Celeriac and walnut soup

Walnut and celeriac soup

Total time: 0:45
Prep: 0:15
Cook: 0:30
Level: Easy


  • 1 large onion
  • 1 celeriac
  • 2 sticks celery
  • 10 g. fresh lemon thyme, plus extra to garnish
  • 50 g. walnut pieces, toasted
  • 1 tbsp. olive oil, plus extra for drizzling
  • half tsp. fennel seeds
  • 750 mL hot vegetable stock
  • 500 mL semi-skimmed milk
  • grated lemon zest and / or hopped parsley, to garnish (optional)
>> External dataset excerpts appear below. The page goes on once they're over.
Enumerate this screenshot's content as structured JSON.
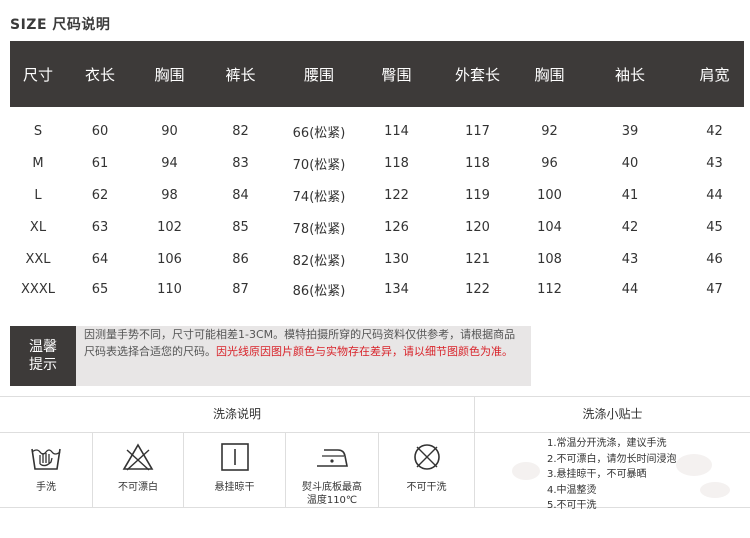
{
  "title": "SIZE 尺码说明",
  "size_table": {
    "headers": [
      "尺寸",
      "衣长",
      "胸围",
      "裤长",
      "腰围",
      "臀围",
      "外套长",
      "胸围",
      "袖长",
      "肩宽"
    ],
    "rows": [
      [
        "S",
        "60",
        "90",
        "82",
        "66(松紧)",
        "114",
        "117",
        "92",
        "39",
        "42"
      ],
      [
        "M",
        "61",
        "94",
        "83",
        "70(松紧)",
        "118",
        "118",
        "96",
        "40",
        "43"
      ],
      [
        "L",
        "62",
        "98",
        "84",
        "74(松紧)",
        "122",
        "119",
        "100",
        "41",
        "44"
      ],
      [
        "XL",
        "63",
        "102",
        "85",
        "78(松紧)",
        "126",
        "120",
        "104",
        "42",
        "45"
      ],
      [
        "XXL",
        "64",
        "106",
        "86",
        "82(松紧)",
        "130",
        "121",
        "108",
        "43",
        "46"
      ],
      [
        "XXXL",
        "65",
        "110",
        "87",
        "86(松紧)",
        "134",
        "122",
        "112",
        "44",
        "47"
      ]
    ]
  },
  "tip": {
    "label_line1": "温馨",
    "label_line2": "提示",
    "text_normal": "因测量手势不同，尺寸可能相差1-3CM。模特拍摄所穿的尺码资料仅供参考，请根据商品尺码表选择合适您的尺码。",
    "text_red": "因光线原因图片颜色与实物存在差异，请以细节图颜色为准。"
  },
  "care": {
    "instructions_title": "洗涤说明",
    "tips_title": "洗涤小贴士",
    "items": [
      {
        "icon": "hand-wash-icon",
        "label": "手洗"
      },
      {
        "icon": "no-bleach-icon",
        "label": "不可漂白"
      },
      {
        "icon": "hang-dry-icon",
        "label": "悬挂晾干"
      },
      {
        "icon": "iron-icon",
        "label_line1": "熨斗底板最高",
        "label_line2": "温度110℃"
      },
      {
        "icon": "no-dry-clean-icon",
        "label": "不可干洗"
      }
    ],
    "tips": [
      "1.常温分开洗涤，建议手洗",
      "2.不可漂白，请勿长时间浸泡",
      "3.悬挂晾干，不可暴晒",
      "4.中温整烫",
      "5.不可干洗"
    ]
  },
  "colors": {
    "header_bg": "#3d3a39",
    "tip_bg": "#e8e6e6",
    "accent_red": "#d9232a"
  }
}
  1. Finely chop the onion. Peel the celeriac and dice into 1cm cubes. Trim and slice the celery. Strip the leaves from the lemon thyme. Roughly chop the walnut pieces.
  2. Heat the oil in a large saucepan over a high heat. Add the prepared vegetables and fennel seeds then cover and cook gently for 5 minutes. Stir in the lemon thyme and the stock and bring to the boil. Cover and cook for 20 minutes.
  3. Add the milk to the soup with half of the walnuts and blend until smooth, in batches if necessary. Season to taste and reheat.
  4. Ladle into bowls and scatter over the remaining walnuts and lemon thyme leaves.
  5. Garnish with the zest, parsley and olive oil, if using.